Gremios duros exigen a la CGT una marcha masiva contra la reforma laboral.
La tensión dentro de la Confederación General del Trabajo (CGT) ha llegado a un punto de ebullición. Mientras la cúpula de la central obrera define los detalles de lo que será el cuarto paro nacional contra la gestión de Javier Milei, los sectores más combativos del sindicalismo han salido a marcar la cancha con una advertencia clara: la huelga no puede ser solo un «quedarse en casa». La presión interna busca que la medida de fuerza incluya una movilización masiva al Congreso de la Nación para el día en que la Cámara de Diputados trate el proyecto de reforma laboral.
El rechazo al «paro dominguero» y la presión de las bases
La Unión Obrera Metalúrgica (UOM) se ha posicionado a la vanguardia de este reclamo, exigiendo que la central no se limite a un cese de actividades pasivo. Rubén Urbano, titular de la seccional Córdoba de la UOM, fue contundente al afirmar que la gravedad de la situación requiere una acción de mayor impacto. Según TN, los sectores más duros sostienen que «no sirve hacer un paro dominguero», ya que lo que está en juego no es una simple discusión salarial, sino una quita de derechos estructural para el conjunto de los trabajadores. Bajo esta premisa, exigen que el paro sea con movilización y por tiempo indeterminado.
Críticas internas a la conducción y el rol del transporte
Por su parte, desde el gremio ferroviario La Fraternidad, Omar Maturano también lanzó duras críticas hacia la estrategia de la conducción cegetista.

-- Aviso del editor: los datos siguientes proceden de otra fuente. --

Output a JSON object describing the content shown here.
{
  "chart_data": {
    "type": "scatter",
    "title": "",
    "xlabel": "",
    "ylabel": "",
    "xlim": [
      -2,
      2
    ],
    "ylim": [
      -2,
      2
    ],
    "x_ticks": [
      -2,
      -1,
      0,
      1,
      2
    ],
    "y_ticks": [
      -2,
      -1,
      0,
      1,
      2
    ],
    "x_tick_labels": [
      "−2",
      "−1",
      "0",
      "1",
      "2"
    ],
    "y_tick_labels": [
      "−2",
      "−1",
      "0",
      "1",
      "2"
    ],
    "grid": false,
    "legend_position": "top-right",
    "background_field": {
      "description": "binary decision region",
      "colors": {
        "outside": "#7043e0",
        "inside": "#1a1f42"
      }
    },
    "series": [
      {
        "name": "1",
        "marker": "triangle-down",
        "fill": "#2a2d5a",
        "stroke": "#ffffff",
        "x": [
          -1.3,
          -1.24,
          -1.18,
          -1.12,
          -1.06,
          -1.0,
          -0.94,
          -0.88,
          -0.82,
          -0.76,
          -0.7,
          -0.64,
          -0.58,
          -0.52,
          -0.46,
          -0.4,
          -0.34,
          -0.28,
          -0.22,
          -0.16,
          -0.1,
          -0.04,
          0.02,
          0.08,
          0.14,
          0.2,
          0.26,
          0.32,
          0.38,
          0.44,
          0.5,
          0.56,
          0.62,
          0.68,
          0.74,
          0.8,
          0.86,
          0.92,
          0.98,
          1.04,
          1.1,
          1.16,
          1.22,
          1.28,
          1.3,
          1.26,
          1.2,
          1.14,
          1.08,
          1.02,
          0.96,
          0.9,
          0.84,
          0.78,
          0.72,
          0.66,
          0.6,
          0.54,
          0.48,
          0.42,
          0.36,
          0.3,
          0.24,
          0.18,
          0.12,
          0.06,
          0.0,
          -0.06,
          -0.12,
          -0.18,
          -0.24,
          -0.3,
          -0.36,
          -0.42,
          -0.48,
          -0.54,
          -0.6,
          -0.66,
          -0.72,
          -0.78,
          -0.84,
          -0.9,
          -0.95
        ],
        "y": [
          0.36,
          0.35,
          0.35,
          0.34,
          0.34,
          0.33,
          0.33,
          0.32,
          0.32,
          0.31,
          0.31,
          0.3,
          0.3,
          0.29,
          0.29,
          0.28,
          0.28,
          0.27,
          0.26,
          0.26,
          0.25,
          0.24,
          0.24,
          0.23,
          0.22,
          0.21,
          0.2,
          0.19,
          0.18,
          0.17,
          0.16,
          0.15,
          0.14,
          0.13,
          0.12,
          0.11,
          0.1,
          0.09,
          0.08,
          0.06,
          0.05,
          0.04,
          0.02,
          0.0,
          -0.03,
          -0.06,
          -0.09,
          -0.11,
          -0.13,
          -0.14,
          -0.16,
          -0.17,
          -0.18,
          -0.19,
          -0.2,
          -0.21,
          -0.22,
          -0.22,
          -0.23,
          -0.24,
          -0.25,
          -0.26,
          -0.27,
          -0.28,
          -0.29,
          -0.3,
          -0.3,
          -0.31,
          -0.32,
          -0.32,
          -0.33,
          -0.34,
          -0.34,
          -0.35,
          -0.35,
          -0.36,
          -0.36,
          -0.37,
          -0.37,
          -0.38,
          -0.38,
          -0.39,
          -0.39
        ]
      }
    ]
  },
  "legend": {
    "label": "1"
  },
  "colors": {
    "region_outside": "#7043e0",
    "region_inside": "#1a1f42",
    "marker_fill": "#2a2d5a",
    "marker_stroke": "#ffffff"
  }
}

Maturano aseguró que «los trabajadores se cansaron y empezaron a apretar en las bases por un paro», acusando a ciertos sectores de la dirigencia de haber intentado acuerdos que finalmente fueron sobrepasados por la realidad. Sin embargo, marcó una diferencia logística: el transporte realizará un paro total pero sin movilización propia, dado que la falta de servicios impide el traslado de los afiliados, aunque ratificó el compromiso de paralizar el país para atacar la medida de fuerza decidida por el triunvirato.
La reforma laboral en la mira: «Una redacción maliciosa»
En el centro del conflicto aparece el contenido de la reforma laboral, que para los dirigentes sindicales tiene una carga ideológica peligrosa. Cristian Jerónimo, referente del Sindicato del Vidrio y uno de los jefes de la CGT, sostuvo que la huelga busca ser «contundente» ante una ley que calificó como una «locura» redactada de forma maliciosa. El dirigente advirtió que el Gobierno nacional busca «romper la matriz sindical» para avanzar sobre las conquistas históricas, señalando específicamente la influencia de Federico Sturzenegger en el proceso. Pese al ímpetu de los sectores combativos, desde el ala dialoguista, como UPCN, descartan por ahora que la medida pueda extenderse por tiempo indeterminado.